Additional funds for neighborhood revitalization would support the demolition of unsafe structures, more weed abatement, better street cleaning, and the expansion of street lighting, ShotSpotter and other public safety infrastructure. Woodfin also proposed a "Department of Innovation and Economic Opportunity" and a Neighborhood Revitalization Fund to support economic activity at the neighborhood level.

Woodfin's proposal offset the planned investment in neighborhoods with the elimination of discretionary funding given to individual neighborhood associations. He also reduced or eliminated funding for numerous agencies and independent organizations that have provided services to the city under contract, including REV Birmingham, the Birmingham Sister City Commission, and Bridge Ministries. In some cases, those agencies rely on the city's funds to qualify for federal grants. Woodfin's office later explained that funding for economic development services, while not budgeted as direct outlays, may still be available for specific contracts.

Council deliberations

The Birmingham City Council held a public hearing on the budget proposal on the evening of Monday, May 14.


On June 11 Woodfin met with members of the City Council to discuss the budget. In response to public concerns he restored funding for neighborhood associations and restored city funding for the Vulcan Park Foundation, Ruffner Mountain Nature Preserve, the McWane Science Center, and Red Mountain Theater to 2018 levels. He also increased the allocation to Rickwood Field and pledged to include funding for the Birmingham Sister Cities Commission in his own Mayor's office budget.

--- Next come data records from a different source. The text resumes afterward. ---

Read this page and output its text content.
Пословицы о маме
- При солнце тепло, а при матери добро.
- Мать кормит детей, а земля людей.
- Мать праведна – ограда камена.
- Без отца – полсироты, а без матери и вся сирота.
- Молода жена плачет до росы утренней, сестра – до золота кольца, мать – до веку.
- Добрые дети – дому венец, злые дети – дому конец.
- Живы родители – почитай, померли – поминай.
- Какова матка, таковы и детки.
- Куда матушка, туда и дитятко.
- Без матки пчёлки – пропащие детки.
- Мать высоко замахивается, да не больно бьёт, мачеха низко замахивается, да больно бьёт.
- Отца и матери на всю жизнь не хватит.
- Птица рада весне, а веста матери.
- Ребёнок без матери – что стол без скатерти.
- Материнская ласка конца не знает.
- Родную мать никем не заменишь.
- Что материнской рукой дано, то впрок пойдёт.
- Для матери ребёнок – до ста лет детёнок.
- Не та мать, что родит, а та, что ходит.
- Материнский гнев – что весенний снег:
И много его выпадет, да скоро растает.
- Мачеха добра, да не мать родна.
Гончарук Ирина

Left out was pledged city bond funds for the continuation of a five-year repaving project begun under Bell's administration, which Woodfin described as an "unfunded mandate," citing the lack of capital funds remaining from the 2012 Birmingham bond issue, in which voters approved $48.7 million for paving and resurfacing of streets. Priority projects will continue with state and federal funding.


The City Council passed the revised budget by an 8-0 vote during their regular meeting on June 19. Lashunda Scales was not present for the vote.